Aunque nadie haya logrado ponerle el cascabel al gato en el problema de la burocracia escolar, se me ocurre que todo atisbo de solución pasa, primero, por hacer un estudio en profundidad impulsado por las administraciones públicas de las horas que dedican docentes y equipos directivos a las tareas administrativas. No hay nada en ese sentido, más allá de las estadísticas que por ejemplo arrojan estudios muestrales como TALIS, de la OCDE, cuyas conclusiones tampoco son alentadoras.

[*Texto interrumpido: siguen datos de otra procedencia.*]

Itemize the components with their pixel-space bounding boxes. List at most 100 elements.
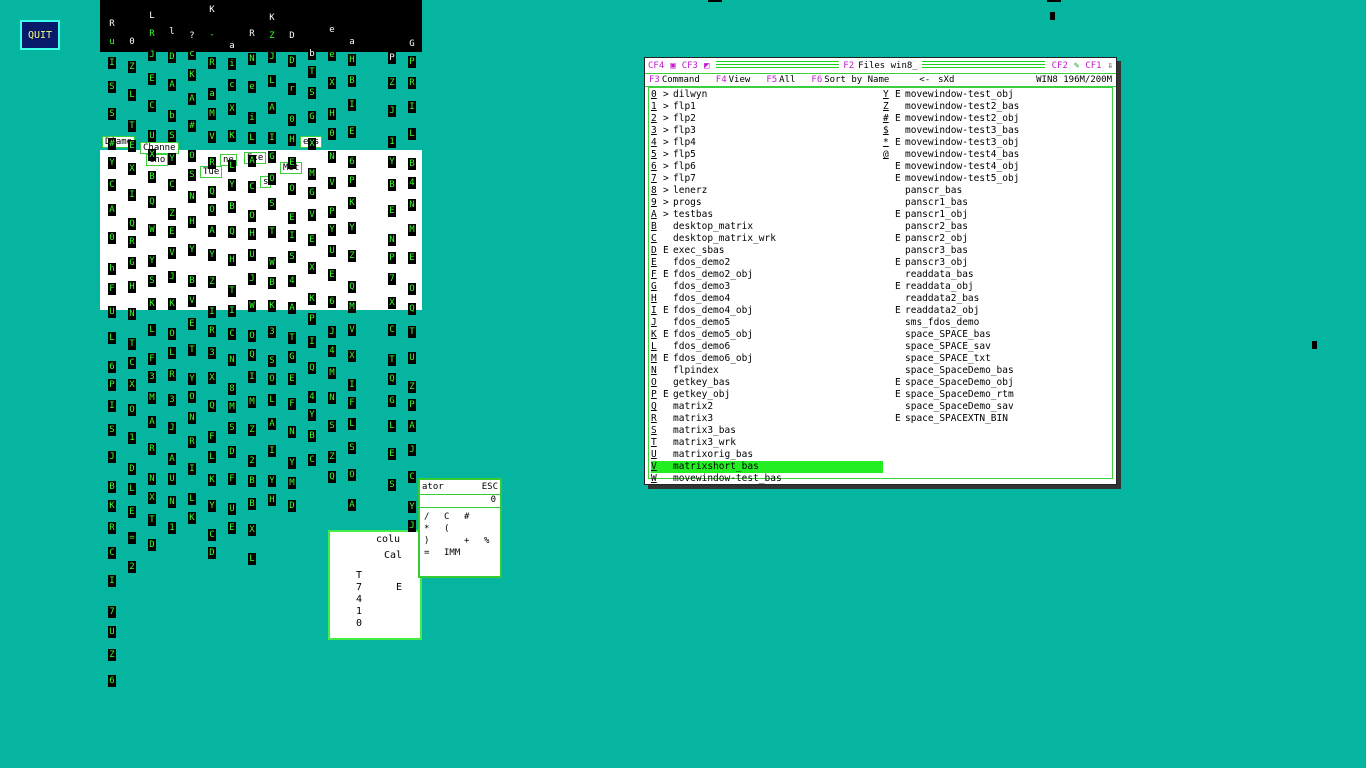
file-entry[interactable]: 6 > flp6 — [651, 161, 883, 173]
file-entry[interactable]: space_SPACE_bas — [883, 329, 1111, 341]
file-entry[interactable]: Espace_SpaceDemo_obj — [883, 377, 1111, 389]
file-entry[interactable]: Lfdos_demo6 — [651, 341, 883, 353]
cf1-button[interactable]: CF1 — [1082, 61, 1104, 71]
file-entry[interactable]: $ movewindow-test3_bas — [883, 125, 1111, 137]
file-entry[interactable]: D Eexec_sbas — [651, 245, 883, 257]
file-entry[interactable]: 5 > flp5 — [651, 149, 883, 161]
calculator-key[interactable]: / — [424, 512, 442, 522]
file-entry[interactable]: sms_fdos_demo — [883, 317, 1111, 329]
calculator-key[interactable] — [464, 524, 482, 534]
file-entry[interactable]: Cdesktop_matrix_wrk — [651, 233, 883, 245]
calculator-key[interactable]: IMM — [444, 548, 462, 558]
matrix-column: PZJ1YBENP7XCTQGLES — [388, 52, 396, 499]
menu-command[interactable]: F3 Command — [649, 75, 708, 85]
file-entry[interactable]: Espace_SPACEXTN_BIN — [883, 413, 1111, 425]
file-entry[interactable]: Ereaddata_obj — [883, 281, 1111, 293]
file-entry[interactable]: 2 > flp2 — [651, 113, 883, 125]
file-entry[interactable]: * Emovewindow-test3_obj — [883, 137, 1111, 149]
file-entry[interactable]: space_SpaceDemo_sav — [883, 401, 1111, 413]
calculator-window[interactable]: ator ESC 0 /C # *() +% = IMM — [418, 478, 502, 578]
file-entry[interactable]: F Efdos_demo2_obj — [651, 269, 883, 281]
file-entry[interactable]: readdata_bas — [883, 269, 1111, 281]
cf4-button[interactable]: CF4 — [645, 61, 667, 71]
file-entry[interactable]: Wmovewindow-test_bas — [651, 473, 883, 485]
file-entry[interactable]: Jfdos_demo5 — [651, 317, 883, 329]
file-entry[interactable]: space_SpaceDemo_bas — [883, 365, 1111, 377]
file-entry[interactable]: Ogetkey_bas — [651, 377, 883, 389]
file-entry[interactable]: space_SPACE_sav — [883, 341, 1111, 353]
calculator-key[interactable] — [484, 524, 502, 534]
quit-button[interactable]: QUIT — [20, 20, 60, 50]
file-entry[interactable]: 7 > flp7 — [651, 173, 883, 185]
file-entry[interactable]: space_SPACE_txt — [883, 353, 1111, 365]
file-entry-name: getkey_bas — [673, 377, 731, 388]
file-entry[interactable]: Epanscr3_obj — [883, 257, 1111, 269]
file-entry[interactable]: I Efdos_demo4_obj — [651, 305, 883, 317]
file-entry[interactable]: Rmatrix3 — [651, 413, 883, 425]
menu-sort[interactable]: F6 Sort by Name — [811, 75, 897, 85]
calculator-esc-button[interactable]: ESC — [482, 482, 498, 492]
file-entry[interactable]: K Efdos_demo5_obj — [651, 329, 883, 341]
calculator-key[interactable]: ) — [424, 536, 442, 546]
file-entry[interactable]: Hfdos_demo4 — [651, 293, 883, 305]
file-entry[interactable]: readdata2_bas — [883, 293, 1111, 305]
cf3-button[interactable]: CF3 — [679, 61, 701, 71]
file-entry[interactable]: A > testbas — [651, 209, 883, 221]
restore-icon[interactable]: ◩ — [701, 61, 712, 71]
file-entry[interactable]: 9 > progs — [651, 197, 883, 209]
file-entry[interactable]: panscr3_bas — [883, 245, 1111, 257]
matrix-glyph: G — [288, 351, 296, 363]
file-entry[interactable]: Qmatrix2 — [651, 401, 883, 413]
file-entry[interactable]: Smatrix3_bas — [651, 425, 883, 437]
file-entry[interactable]: Nflpindex — [651, 365, 883, 377]
file-entry[interactable]: Umatrixorig_bas — [651, 449, 883, 461]
calculator-key[interactable] — [484, 512, 502, 522]
file-entry[interactable]: 0 > dilwyn — [651, 89, 883, 101]
file-entry[interactable]: Zmovewindow-test2_bas — [883, 101, 1111, 113]
file-entry[interactable]: Espace_SpaceDemo_rtm — [883, 389, 1111, 401]
file-entry[interactable]: Ereaddata2_obj — [883, 305, 1111, 317]
file-entry[interactable]: Emovewindow-test5_obj — [883, 173, 1111, 185]
file-entry[interactable]: panscr_bas — [883, 185, 1111, 197]
file-entry[interactable]: Bdesktop_matrix — [651, 221, 883, 233]
file-entry[interactable]: Epanscr2_obj — [883, 233, 1111, 245]
calculator-key[interactable] — [484, 548, 502, 558]
file-entry[interactable]: 8 > lenerz — [651, 185, 883, 197]
calculator-key[interactable]: + — [464, 536, 482, 546]
menu-view[interactable]: F4 View — [716, 75, 759, 85]
file-entry[interactable]: P Egetkey_obj — [651, 389, 883, 401]
file-entry[interactable]: # Emovewindow-test2_obj — [883, 113, 1111, 125]
window-icon[interactable]: ▣ — [667, 61, 678, 71]
calculator-key[interactable]: * — [424, 524, 442, 534]
edit-icon[interactable]: ✎ — [1071, 61, 1082, 71]
cf2-button[interactable]: CF2 — [1049, 61, 1071, 71]
files-titlebar[interactable]: CF4 ▣ CF3 ◩ F2 Files win8_ CF2 ✎ CF1 ⇩ — [645, 58, 1116, 74]
down-arrow-icon[interactable]: ⇩ — [1105, 61, 1116, 71]
calculator-key[interactable]: # — [464, 512, 482, 522]
file-entry[interactable]: Epanscr1_obj — [883, 209, 1111, 221]
calculator-key[interactable]: % — [484, 536, 502, 546]
file-entry[interactable]: Vmatrixshort_bas — [651, 461, 883, 473]
file-entry[interactable]: Gfdos_demo3 — [651, 281, 883, 293]
file-entry[interactable]: panscr2_bas — [883, 221, 1111, 233]
calculator-key[interactable] — [444, 536, 462, 546]
matrix-glyph: B — [148, 171, 156, 183]
file-entry[interactable]: 4 > flp4 — [651, 137, 883, 149]
menu-all[interactable]: F5 All — [766, 75, 803, 85]
calculator-key[interactable]: = — [424, 548, 442, 558]
file-entry[interactable]: M Efdos_demo6_obj — [651, 353, 883, 365]
file-entry[interactable]: 3 > flp3 — [651, 125, 883, 137]
files-window[interactable]: CF4 ▣ CF3 ◩ F2 Files win8_ CF2 ✎ CF1 ⇩ F… — [644, 57, 1117, 485]
file-entry[interactable]: Tmatrix3_wrk — [651, 437, 883, 449]
calculator-key[interactable]: C — [444, 512, 462, 522]
calculator-key[interactable] — [464, 548, 482, 558]
file-entry[interactable]: Y Emovewindow-test_obj — [883, 89, 1111, 101]
file-entry[interactable]: Efdos_demo2 — [651, 257, 883, 269]
file-entry[interactable]: panscr1_bas — [883, 197, 1111, 209]
file-entry[interactable]: 1 > flp1 — [651, 101, 883, 113]
file-entry[interactable]: @ movewindow-test4_bas — [883, 149, 1111, 161]
calculator-key[interactable]: ( — [444, 524, 462, 534]
file-entry[interactable]: Emovewindow-test4_obj — [883, 161, 1111, 173]
path-back-button[interactable]: <- — [919, 75, 930, 85]
calculator-titlebar[interactable]: ator ESC — [420, 480, 500, 495]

Una vez hecho este análisis —si llega a darse el consenso preciso—, urge acordar unas instrucciones claras sobre aquellas acciones burocráticas que vienen exigidas por las leyes y cuáles no, valorando la necesidad y eficacia de estas últimas para ver si podrían suprimirse.

Asimismo, los documentos institucionales de cada centro deben recoger de forma clara el reparto de tareas y funciones que son estrictamente necesarias. No podemos prescindir de los reglamentos, normas y protocolos marcados por el ordenamiento jurídico, pero tampoco pueden dejar de estar en nuestra hoja de ruta los principios de racionalización y economía que tienen que regir el funcionamiento de las escuelas de titularidad pública. Sin esto último, vamos a seguir sin norte, chocando contra un muro si pretendemos reforzar la verdadera auctoritas profesional del docente: un trabajador reflexivo y sistémico, lo más comunitario posible, que es capaz de proponer y crear sin que se sienta asfixiado por una continua ola de requerimientos.

Me quedo, para terminar, con la última de las hipótesis que lanza Marina Garcés en Nueva ilustración radical (2017), cuando habla de las necesarias “condiciones del tiempo vivible”. La calidad deseable pasa mucho por la búsqueda del equilibrio, por crear lugares habitados por el humanismo, por encontrar ese nuevo sentido de la temporalidad del que habla Garcés: un sentido que, bajo las inevitables exigencias, no nos esclavice, que reinvente los enfoques pedagógicos y ponga sobre la mesa la posibilidad de volver sobre el problema de la burocracia escolar para revisarlo desde una perspectiva sensata, recíproca y cercana.